By Ray Powell
Albuquerque Tribune
COMMENTARY
When I was young, my parents would have to drag me inside. The ultimate punishment for ill behavior was to sit in a room with no windows.
My childhood passion was to stand in the middle of a dust storm or one of our driving five-minute monsoon rains, ride horseback across the mesa, explore our local arroyos with my best friends - my dogs - leap with abandon across the rocks that span the Jemez River, explore the ponderosa forests on Mount Taylor, look for rattlesnakes and horned toads in the Chihuahuan desert, or just run as fast and as far as I could before I would drop.
Experiencing New Mexico has shaped who I am and what I want to learn. This place is part of my bone marrow.
Marveling at the ruins at Bandelier National Monument or the stunning petroglyphs in the most unexpected places gave me an insatiable craving to understand who lived here before and how they did it successfully for so long.
Through the study of anthropology, I understood that many of my lifelong friends, playmates and mentors were descendants of these very special people and that far from being a footnote of the past, their rich culture and traditions are alive and well.
New Mexico has six of the world's seven life zones - everything but the tropics. Observing the incredible variation of insects, plants, animals and birds became an incurable addiction. As a botanist, plant ecologist, avid gardener and a practicing veterinarian with an interest in wildlife, I have fed that addiction with every step across this incredible place we call home: New Mexico.
As an assistant for natural resources to Gov. Bruce King, as New Mexico's land commissioner for a decade and now as executive director of the Valles Caldera National Preserve, I have been treated to the opportunity to learn something new every day - when I am bright enough to listen and observe.
My teachers and mentors have been as varied and diverse as our landscape.

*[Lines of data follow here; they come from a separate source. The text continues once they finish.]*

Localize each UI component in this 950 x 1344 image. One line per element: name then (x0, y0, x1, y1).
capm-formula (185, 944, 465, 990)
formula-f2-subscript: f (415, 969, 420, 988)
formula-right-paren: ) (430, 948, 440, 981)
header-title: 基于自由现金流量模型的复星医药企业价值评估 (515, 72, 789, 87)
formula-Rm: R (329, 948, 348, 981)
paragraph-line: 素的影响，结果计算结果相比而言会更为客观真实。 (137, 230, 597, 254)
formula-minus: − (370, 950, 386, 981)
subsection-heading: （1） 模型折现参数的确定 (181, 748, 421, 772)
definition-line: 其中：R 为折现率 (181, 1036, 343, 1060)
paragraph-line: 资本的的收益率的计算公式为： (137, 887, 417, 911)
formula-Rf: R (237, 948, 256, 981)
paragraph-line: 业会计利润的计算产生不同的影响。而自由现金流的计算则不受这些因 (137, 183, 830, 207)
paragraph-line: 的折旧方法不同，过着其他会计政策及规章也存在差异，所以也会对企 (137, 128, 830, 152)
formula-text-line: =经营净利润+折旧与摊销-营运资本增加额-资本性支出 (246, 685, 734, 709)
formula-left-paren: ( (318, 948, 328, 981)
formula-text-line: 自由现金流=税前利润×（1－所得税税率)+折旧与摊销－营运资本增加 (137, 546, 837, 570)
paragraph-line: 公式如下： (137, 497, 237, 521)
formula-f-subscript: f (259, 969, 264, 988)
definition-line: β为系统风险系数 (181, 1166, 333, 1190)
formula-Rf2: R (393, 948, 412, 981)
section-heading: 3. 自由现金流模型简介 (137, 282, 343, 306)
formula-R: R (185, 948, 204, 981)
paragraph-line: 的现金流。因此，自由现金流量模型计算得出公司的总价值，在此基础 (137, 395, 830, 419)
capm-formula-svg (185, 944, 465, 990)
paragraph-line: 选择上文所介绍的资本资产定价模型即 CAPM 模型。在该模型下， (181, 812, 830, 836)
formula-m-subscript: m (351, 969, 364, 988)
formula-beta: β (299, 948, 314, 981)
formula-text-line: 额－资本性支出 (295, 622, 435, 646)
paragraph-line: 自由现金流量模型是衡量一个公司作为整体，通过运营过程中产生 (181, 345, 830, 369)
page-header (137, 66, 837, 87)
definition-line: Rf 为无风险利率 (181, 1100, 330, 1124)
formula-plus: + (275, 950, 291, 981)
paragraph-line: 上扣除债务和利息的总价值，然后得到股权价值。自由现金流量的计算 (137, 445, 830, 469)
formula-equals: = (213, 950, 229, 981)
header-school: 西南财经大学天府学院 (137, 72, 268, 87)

Ranchers, teachers, scientists, sportsmen, nuns, tribal elders, ditch riders, politicians and my constant companions from the animal kingdom have been extremely patient and generous in sharing their wealth of knowledge and their deep respect and passion for our land.
Getting the chance to observe elk run and roughhouse across the Valles Caldera, to catch a glimpse of mountain lion youngsters playfully swatting each other's tails along a stream in the Sandia Mountains and to watch with amazement as raccoons pelt our dogs with nuts from a safe vantage point in our backyard pecan tree have instilled in me a deep appreciation, joy and reverence for our natural world.
Every day is a chance to celebrate my great and good fortune to live in this special place. Every day gives me another reason to do my very best to remind my human friends that the chance to experience this place requires only the simple effort of getting out into it.
I am convinced that if you directly experience this special place, it will change you forever, and for the better.
Ray Powell, a veterinarian and former state land commissioner, is executive director of the Valles Caldera National Preserve in the Jemez Mountains.